Un buco nero a dieta stretta

Un buco nero a dieta stretta

Gli astronomi hanno risolto il mistero del comportamento imprevedibile di un buco nero supermassiccio al centro di una galassia. I dati combinati dell’osservatorio Chandra e di altri telescopi suggeriscono che il buco nero stia attraversando tempi difficili e non abbia più il carburante necessario per illuminare i suoi dintorni.

Molte galassie hanno un nucleo estremamente brillante, dovuto a materiale in caduta verso un buco nero supermassiccio. I nuclei galattici attivi (active galactic nuclei, AGN) sono fra gli oggetti più luminosi dell’Universo. Gli astronomi classificano questi nuclei in due tipi principali basati sulle proprietà della luce che emettono, con un tipo che tende ad essere più brillante dell’altro. Si ritiene inoltre che la luminosità dipenda da uno o entrambi questi fattori: oscuramento da parte di gas e polvere circostante o affievolimento intrinseco perché il tasso di nutrimento del buco nero è basso.

Sono stati osservati AGN che cambiavano tra queste due tipologie nel corso di un decennio, un batter d’occhio in termini astronomici. Tuttavia, il nucleo galattico attivo associato alla galassia Markarian 1018 è un esempio particolare, in quanto ha cambiato due volte, da debole a brillante negli anni ’80, per poi tornare ad essere debole negli ultimi anni. Questo tipo di cambiamento ciclico e stato osservato pochissime volte, ma mai in precedenza è stato studiato con un simile dettaglio. Durante il secondo cambiamento il nucleo galattico attivo associato a Markarian 1018 è diventato otto volte più debole nei raggi X tra il 2010 e il 2016.

Dopo aver scoperto la natura volubile del sistema grazie ad una survey con il Very Large Telescope dell’ESO, gli astronomi hanno richiesto e ottenuto tempo di osservazione con l’osservatorio Chandra e il telescopio Hubble. Il grafico mostra l’AGN in luce ottica dal VLT (a sinistra) insieme ad un’immagine nei raggi X di Chandra della regione centrale della galassia che mostra la sorgente (a destra).

Dati da telescopi a terra hanno permesso ai ricercatori di escludere lo scenario secondo cui l’aumento di luminosità dell’AGN potrebbe essere provocato dalla distruzione e dal consumo di una stella da parte del buco nero. I dati del VLT mettono anche in dubbio la possibilità che oscuramento dovuto a gas e polveri provochi cambiamenti nella luminosità.

Tuttavia, il reale meccanismo responsabile della sorprendente variazione di comportamento è rimasto un mistero fino a che non sono stati analizzati i dati di Chandra e Hubble. Le osservazioni di Chandra hanno dimostrato che l’oscuramento dovuto a gas non è responsabile del calo di luminosità. Invece i modelli hanno dimostrato che l’AGN si è indebolito perché il buco nero era affamato, a corto di materiale in caduta. Questa inedia può spiegare anche il calo di luminosità nei raggi X.

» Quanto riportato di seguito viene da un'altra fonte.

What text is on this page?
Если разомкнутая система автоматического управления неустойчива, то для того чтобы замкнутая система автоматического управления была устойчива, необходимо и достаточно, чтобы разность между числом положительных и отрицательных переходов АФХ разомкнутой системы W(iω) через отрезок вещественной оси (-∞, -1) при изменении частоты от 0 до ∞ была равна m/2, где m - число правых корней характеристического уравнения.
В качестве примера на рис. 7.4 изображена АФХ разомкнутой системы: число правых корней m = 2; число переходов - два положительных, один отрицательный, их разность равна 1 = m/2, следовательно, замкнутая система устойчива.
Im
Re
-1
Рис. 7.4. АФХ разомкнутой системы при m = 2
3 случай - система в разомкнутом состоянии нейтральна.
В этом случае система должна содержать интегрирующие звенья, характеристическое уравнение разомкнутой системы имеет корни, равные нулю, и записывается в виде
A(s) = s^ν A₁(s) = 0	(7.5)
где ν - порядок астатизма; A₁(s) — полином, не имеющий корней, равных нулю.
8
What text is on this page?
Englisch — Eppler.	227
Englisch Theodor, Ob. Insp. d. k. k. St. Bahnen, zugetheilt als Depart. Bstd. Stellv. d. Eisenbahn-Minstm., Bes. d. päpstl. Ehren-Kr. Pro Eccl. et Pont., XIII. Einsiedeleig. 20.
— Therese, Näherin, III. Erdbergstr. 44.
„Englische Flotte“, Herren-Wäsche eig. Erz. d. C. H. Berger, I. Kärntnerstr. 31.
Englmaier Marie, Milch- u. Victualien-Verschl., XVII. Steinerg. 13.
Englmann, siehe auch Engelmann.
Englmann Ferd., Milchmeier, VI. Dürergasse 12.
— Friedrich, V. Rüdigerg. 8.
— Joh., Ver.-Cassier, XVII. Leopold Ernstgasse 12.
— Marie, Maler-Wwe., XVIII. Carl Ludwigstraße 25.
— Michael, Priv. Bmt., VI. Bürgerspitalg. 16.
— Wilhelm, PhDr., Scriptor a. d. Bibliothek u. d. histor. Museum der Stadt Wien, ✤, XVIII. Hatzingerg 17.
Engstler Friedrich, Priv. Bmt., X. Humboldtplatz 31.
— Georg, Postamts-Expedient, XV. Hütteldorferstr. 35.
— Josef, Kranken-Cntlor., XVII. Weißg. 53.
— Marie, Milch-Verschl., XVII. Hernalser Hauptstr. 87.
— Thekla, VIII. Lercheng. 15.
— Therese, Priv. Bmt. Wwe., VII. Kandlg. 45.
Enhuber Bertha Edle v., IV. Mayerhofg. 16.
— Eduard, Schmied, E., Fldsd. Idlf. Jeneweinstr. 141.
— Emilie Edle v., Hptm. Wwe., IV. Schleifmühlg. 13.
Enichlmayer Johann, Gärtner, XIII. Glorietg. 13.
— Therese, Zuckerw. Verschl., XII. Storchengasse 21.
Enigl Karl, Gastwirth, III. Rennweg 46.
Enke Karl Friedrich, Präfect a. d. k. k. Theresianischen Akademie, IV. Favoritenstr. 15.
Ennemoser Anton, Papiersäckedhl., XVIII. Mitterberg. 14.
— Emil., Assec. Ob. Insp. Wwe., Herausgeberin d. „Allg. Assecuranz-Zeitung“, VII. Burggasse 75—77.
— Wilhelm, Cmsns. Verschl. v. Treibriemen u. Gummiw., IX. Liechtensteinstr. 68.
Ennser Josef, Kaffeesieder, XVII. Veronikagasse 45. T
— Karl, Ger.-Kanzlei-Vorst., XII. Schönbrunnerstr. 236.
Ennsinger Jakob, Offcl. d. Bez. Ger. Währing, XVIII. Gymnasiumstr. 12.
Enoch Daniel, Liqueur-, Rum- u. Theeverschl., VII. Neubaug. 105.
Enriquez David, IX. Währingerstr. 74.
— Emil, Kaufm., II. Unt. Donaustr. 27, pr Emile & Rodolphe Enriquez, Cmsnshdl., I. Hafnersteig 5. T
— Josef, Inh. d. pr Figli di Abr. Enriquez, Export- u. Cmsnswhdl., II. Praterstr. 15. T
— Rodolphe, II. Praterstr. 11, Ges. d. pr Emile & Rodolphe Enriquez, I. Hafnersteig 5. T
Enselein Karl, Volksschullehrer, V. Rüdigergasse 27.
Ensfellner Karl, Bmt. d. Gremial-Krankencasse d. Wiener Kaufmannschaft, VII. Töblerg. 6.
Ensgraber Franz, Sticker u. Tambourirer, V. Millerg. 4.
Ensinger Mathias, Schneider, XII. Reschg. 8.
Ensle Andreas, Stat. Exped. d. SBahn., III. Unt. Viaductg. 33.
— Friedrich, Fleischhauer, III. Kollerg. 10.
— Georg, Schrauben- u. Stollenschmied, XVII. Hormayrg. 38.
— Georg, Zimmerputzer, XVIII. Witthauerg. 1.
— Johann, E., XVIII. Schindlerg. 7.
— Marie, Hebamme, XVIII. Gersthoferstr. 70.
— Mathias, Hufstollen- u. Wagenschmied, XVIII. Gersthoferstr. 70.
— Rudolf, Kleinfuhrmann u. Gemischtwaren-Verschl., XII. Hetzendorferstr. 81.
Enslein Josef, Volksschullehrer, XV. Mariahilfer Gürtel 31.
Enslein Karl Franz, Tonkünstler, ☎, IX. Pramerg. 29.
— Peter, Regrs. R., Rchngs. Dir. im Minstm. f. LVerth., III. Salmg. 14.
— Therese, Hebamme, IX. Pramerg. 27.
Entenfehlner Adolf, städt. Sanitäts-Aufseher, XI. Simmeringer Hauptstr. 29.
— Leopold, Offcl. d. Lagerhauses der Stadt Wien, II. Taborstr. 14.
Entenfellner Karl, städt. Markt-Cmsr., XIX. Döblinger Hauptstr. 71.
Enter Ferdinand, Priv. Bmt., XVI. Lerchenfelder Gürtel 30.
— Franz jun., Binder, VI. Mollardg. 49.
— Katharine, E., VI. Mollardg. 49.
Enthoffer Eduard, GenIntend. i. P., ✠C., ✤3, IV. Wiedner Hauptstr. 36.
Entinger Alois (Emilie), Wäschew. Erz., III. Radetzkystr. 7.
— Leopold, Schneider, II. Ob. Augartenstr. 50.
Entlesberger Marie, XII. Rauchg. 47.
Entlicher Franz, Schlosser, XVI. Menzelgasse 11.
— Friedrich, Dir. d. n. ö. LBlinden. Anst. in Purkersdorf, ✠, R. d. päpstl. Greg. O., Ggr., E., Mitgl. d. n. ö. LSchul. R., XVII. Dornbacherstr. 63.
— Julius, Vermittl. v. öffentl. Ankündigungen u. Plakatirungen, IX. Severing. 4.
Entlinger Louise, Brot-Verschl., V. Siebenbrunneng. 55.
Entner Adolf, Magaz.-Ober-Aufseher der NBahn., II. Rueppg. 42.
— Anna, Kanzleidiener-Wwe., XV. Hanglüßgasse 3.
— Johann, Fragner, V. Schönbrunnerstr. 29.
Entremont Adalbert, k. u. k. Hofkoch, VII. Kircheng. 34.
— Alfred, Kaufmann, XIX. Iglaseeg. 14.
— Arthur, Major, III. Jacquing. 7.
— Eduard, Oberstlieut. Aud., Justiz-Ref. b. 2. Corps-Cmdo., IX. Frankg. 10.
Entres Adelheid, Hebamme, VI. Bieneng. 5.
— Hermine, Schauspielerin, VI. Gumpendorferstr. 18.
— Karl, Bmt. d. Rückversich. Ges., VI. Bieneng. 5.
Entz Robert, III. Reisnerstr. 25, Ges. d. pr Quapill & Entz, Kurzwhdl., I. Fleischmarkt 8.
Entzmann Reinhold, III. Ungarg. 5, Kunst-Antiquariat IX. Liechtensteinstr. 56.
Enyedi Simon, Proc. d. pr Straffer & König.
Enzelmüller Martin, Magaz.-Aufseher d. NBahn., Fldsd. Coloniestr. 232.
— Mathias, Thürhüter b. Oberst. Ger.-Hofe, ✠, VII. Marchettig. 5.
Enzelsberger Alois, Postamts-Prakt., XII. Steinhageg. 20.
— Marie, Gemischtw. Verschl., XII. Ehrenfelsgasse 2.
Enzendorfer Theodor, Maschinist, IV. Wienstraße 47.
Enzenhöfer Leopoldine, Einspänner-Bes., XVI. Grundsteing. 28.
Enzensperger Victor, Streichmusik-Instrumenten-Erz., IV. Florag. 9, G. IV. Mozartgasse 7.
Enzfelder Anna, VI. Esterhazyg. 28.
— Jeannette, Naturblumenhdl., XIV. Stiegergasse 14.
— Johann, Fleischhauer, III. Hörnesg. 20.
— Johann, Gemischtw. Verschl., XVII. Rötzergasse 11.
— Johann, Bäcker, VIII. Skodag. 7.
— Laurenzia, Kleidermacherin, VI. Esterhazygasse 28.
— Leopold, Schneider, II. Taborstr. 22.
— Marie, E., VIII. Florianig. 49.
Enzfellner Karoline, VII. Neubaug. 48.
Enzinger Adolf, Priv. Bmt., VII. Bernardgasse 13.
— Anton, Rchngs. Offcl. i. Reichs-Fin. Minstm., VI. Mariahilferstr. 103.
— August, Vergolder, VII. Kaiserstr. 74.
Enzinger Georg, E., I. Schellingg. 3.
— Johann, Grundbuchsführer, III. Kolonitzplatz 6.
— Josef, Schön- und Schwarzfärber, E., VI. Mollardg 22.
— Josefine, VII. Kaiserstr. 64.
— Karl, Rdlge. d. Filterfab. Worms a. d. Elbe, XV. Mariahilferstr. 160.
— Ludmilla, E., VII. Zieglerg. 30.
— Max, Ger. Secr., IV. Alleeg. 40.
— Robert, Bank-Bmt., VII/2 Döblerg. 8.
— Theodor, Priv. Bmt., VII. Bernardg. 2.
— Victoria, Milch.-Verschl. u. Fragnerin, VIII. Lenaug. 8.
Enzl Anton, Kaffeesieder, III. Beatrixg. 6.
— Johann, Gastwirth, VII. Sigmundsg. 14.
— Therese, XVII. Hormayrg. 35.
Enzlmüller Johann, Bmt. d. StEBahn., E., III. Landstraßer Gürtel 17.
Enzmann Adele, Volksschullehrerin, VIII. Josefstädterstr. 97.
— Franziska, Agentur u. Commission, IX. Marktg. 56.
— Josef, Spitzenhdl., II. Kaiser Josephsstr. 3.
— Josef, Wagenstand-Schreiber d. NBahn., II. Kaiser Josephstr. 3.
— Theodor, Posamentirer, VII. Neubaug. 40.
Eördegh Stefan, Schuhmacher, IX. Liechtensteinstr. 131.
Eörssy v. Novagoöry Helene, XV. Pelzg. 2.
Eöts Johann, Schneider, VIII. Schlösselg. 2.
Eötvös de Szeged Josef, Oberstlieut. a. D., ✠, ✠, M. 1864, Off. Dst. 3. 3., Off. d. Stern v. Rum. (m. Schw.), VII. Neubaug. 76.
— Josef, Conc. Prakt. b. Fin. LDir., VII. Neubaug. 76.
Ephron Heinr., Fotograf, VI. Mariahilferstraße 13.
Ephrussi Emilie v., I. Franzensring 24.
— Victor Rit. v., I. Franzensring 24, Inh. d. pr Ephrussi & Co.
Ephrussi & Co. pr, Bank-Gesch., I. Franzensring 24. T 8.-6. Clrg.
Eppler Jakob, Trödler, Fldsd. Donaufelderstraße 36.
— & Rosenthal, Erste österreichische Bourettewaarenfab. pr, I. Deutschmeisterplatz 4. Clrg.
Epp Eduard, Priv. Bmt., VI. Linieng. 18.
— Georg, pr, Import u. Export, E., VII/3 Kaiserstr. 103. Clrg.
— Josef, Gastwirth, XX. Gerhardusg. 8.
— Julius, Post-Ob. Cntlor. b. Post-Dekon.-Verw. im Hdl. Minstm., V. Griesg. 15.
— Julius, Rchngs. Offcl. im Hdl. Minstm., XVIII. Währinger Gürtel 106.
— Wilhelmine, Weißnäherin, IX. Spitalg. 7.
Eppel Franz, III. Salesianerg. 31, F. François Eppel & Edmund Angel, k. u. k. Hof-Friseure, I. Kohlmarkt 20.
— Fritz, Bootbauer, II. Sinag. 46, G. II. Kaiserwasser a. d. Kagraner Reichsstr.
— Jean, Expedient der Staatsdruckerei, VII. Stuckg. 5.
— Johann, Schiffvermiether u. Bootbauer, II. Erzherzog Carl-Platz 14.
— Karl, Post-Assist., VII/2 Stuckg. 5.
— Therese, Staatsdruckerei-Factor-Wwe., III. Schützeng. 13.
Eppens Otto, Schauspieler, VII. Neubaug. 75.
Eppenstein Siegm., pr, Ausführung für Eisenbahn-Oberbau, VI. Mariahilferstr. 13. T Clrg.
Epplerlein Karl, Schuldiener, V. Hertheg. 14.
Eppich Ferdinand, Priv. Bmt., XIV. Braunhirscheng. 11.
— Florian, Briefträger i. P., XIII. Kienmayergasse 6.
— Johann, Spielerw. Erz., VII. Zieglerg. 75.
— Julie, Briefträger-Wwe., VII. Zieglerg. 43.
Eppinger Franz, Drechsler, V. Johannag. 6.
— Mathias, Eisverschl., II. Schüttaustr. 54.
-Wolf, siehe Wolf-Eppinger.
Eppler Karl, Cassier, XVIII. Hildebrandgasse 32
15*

Una possibile spiegazione per questa mancanza di alimentazione è che il flusso del carburante sia stato interrotto. Questa interruzione potrebbe essere stata causata da interazioni con un secondo buco nero supermassiccio nel sistema, un processo possibile dal momento che la galassia è il prodotto di una collisione e fusione tra due grandi galassie, ognuna delle quali probabilmente conteneva nel suo centro un buco nero supermassiccio.

I due studi che descrivono questi risultati, uno a guida di Bernd Husemann (Max Planck Institute for Astronomy) e l’altro a guida di Rebecca McElroy (University of Sydney), sono stati pubblicati su Astronomy & Astrophysics.